Consistent with the latter holdings are the following two involving mutual insurance companies. In Pink v. A.A.A. Highway Express,[117] the New York insurance commissioner, as a statutory liquidator of an insolvent auto mutual company organized in New York sued resident Georgia policyholders in a Georgia court to recover assessments alleged to be due by virtue of their membership in it.
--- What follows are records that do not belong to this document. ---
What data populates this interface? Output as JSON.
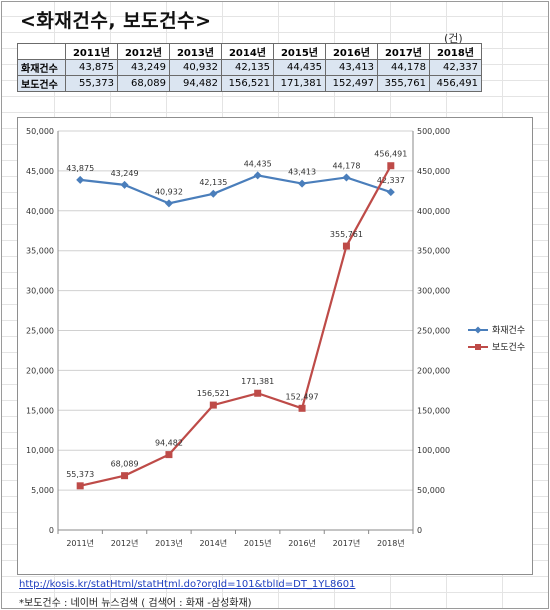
{
  "title": "<화재건수, 보도건수>",
  "unit_label": "(건)",
  "table": {
    "years": [
      "2011년",
      "2012년",
      "2013년",
      "2014년",
      "2015년",
      "2016년",
      "2017년",
      "2018년"
    ],
    "rows": [
      {
        "label": "화재건수",
        "values": [
          "43,875",
          "43,249",
          "40,932",
          "42,135",
          "44,435",
          "43,413",
          "44,178",
          "42,337"
        ]
      },
      {
        "label": "보도건수",
        "values": [
          "55,373",
          "68,089",
          "94,482",
          "156,521",
          "171,381",
          "152,497",
          "355,761",
          "456,491"
        ]
      }
    ]
  },
  "chart_data": {
    "type": "line",
    "categories": [
      "2011년",
      "2012년",
      "2013년",
      "2014년",
      "2015년",
      "2016년",
      "2017년",
      "2018년"
    ],
    "series": [
      {
        "name": "화재건수",
        "axis": "left",
        "color": "#4a7ebb",
        "marker": "diamond",
        "values": [
          43875,
          43249,
          40932,
          42135,
          44435,
          43413,
          44178,
          42337
        ],
        "labels": [
          "43,875",
          "43,249",
          "40,932",
          "42,135",
          "44,435",
          "43,413",
          "44,178",
          "42,337"
        ]
      },
      {
        "name": "보도건수",
        "axis": "right",
        "color": "#be4b48",
        "marker": "square",
        "values": [
          55373,
          68089,
          94482,
          156521,
          171381,
          152497,
          355761,
          456491
        ],
        "labels": [
          "55,373",
          "68,089",
          "94,482",
          "156,521",
          "171,381",
          "152,497",
          "355,761",
          "456,491"
        ]
      }
    ],
    "ylim_left": [
      0,
      50000
    ],
    "yticks_left": [
      "0",
      "5,000",
      "10,000",
      "15,000",
      "20,000",
      "25,000",
      "30,000",
      "35,000",
      "40,000",
      "45,000",
      "50,000"
    ],
    "ylim_right": [
      0,
      500000
    ],
    "yticks_right": [
      "0",
      "50,000",
      "100,000",
      "150,000",
      "200,000",
      "250,000",
      "300,000",
      "350,000",
      "400,000",
      "450,000",
      "500,000"
    ],
    "grid": true,
    "legend_position": "right"
  },
  "source_link": "http://kosis.kr/statHtml/statHtml.do?orgId=101&tblId=DT_1YL8601",
  "footnote": "*보도건수 : 네이버 뉴스검색 ( 검색어 : 화재 -삼성화재)"
}
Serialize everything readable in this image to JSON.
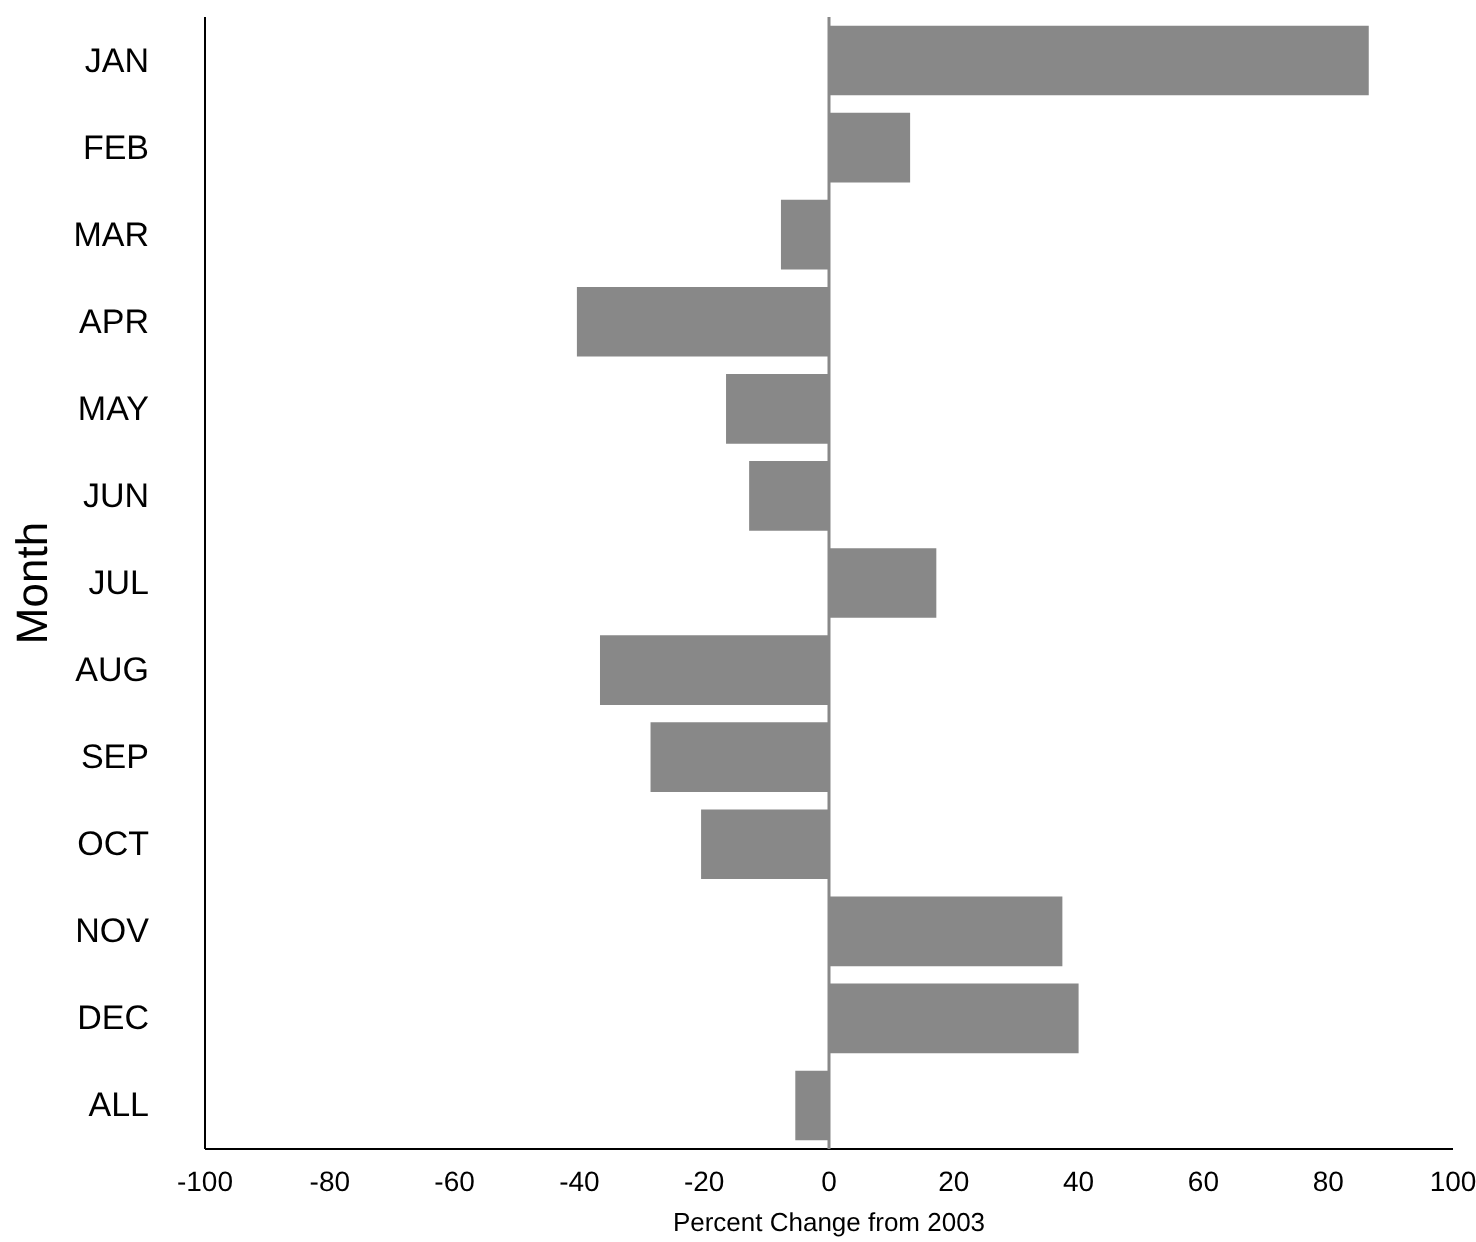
{
  "chart_data": {
    "type": "bar",
    "orientation": "horizontal",
    "xlabel": "Percent Change from 2003",
    "ylabel": "Month",
    "categories": [
      "JAN",
      "FEB",
      "MAR",
      "APR",
      "MAY",
      "JUN",
      "JUL",
      "AUG",
      "SEP",
      "OCT",
      "NOV",
      "DEC",
      "ALL"
    ],
    "values": [
      86.5,
      13,
      -7.7,
      -40.4,
      -16.5,
      -12.8,
      17.2,
      -36.7,
      -28.6,
      -20.5,
      37.4,
      40,
      -5.4
    ],
    "color": "#888888",
    "xlim": [
      -100,
      100
    ],
    "xticks": [
      -100,
      -80,
      -60,
      -40,
      -20,
      0,
      20,
      40,
      60,
      80,
      100
    ],
    "ref_lines": [
      {
        "axis": "x",
        "value": 0,
        "color": "#888888"
      }
    ],
    "grid": false
  }
}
The Supreme Court held that, although by the law of the State of incorporation, policyholders of a mutual insurance company become members thereof and as such liable to pay assessments adjudged to be required in liquidation proceedings in that State, the courts of another State are not required to enforce such liability against local resident policyholders who did not appear and were not personally served in the foreign liquidation proceedings; but are free to decide according to local law the question whether, by entering into the policies, residents became members of the company. Again, in State Farm Ins. v. Duel,[118] the Court ruled that an insurance company chartered in State A, which does not treat membership fees as part of premiums, cannot plead denial of full faith and credit when State B, as a condition of entry, requires the company to maintain a reserve computed by including membership fees as well as premiums received in all States. Were the company's contention accepted, "no State," the Court observed, "could impose stricter financial standards for foreign corporations doing business within its borders than were imposed by the State of incorporation." It is not apparent, the Court added, that State A has an interest superior to that of State B in the financial soundness and stability of insurance companies doing business in State B,—which is obviously more the language of arbitration than of adjudication, as conventionally regarded.

WORKMEN'S COMPENSATION STATUTES

Finally, the relationship of employer and employee, so far as the obligations of the one and the rights of the other under workmen's compensation acts are concerned, has been the subject of similar treatment. In an earlier case,[119] the cause of action was an injury in New Hampshire, resulting in death to a workman who had entered the defendant company's employment in Vermont, the home State of both parties. The Court held that the case was governed under the full faith and credit clause by the Vermont workmen's compensation act, not that of New Hampshire. The relationship, it said, "was created by the law of Vermont, and so long as that relationship persisted its incidents were properly subject to regulation there."[120]